Quelle mouche a donc piqué les Américains ? A y regarder de plus près, ces moqueries bien basses, ne sont pas anodines. Par exemple, le système de santé français accompagne bien mieux nos citoyens que celui de nos voisins, notamment grâce au remboursement total ou partiel de certains soins, ce qui n’est pas le cas aux États-Unis. Il y a donc aussi une forme de jalousie liée à leur propre système. Par cet engouement, les influenceurs dénigrent ce qu'ils n’ont pas, contrairement aux Français qui sont valorisés pour leur gastronomie (blanquette de veau, croque-monsieur), leur style (vestimentaire, très chic), leur littérature (Victor Hugo, Molière), ce qui met dans l'ombre les autres pays. Car oui, la face cachée de tout ceci est que cela a permis à de nombreux Tiktokeurs de valoriser leur pays, par des produits typiques ou en mettant clairement en avant leur nationalité grâce à la dévalorisation des Français.
 

Riposte de la population française

En réponse à cette vague de moquerie, les Français ont réagi de façon humoristique en reprenant la tendance et ont en même créé une nouvelle: « I Wanna be French ».

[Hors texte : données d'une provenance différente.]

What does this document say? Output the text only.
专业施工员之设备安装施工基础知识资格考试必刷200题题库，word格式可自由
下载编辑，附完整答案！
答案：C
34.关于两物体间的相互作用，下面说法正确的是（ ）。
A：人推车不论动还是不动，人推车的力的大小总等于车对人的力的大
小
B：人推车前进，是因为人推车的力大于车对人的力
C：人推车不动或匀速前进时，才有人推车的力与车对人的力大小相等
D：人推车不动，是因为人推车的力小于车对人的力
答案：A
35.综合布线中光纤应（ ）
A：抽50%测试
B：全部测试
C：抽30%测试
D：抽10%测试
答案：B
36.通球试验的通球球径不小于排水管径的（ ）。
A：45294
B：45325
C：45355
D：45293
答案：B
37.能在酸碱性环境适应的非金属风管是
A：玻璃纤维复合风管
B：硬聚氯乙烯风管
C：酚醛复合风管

Dans ces vidéos, ils essayent de valoriser la France en montrant tous les aspects positifs de celle-ci. Finalement, ce bad buzz nous a-t-il permis de réaffirmer notre soft power ? Même l’armée française s'est emparée du phénomène Tiktok, afin de valoriser le pays tout en promouvant le recrutement : une forme de nouvelle publicité accessible aux jeunes ?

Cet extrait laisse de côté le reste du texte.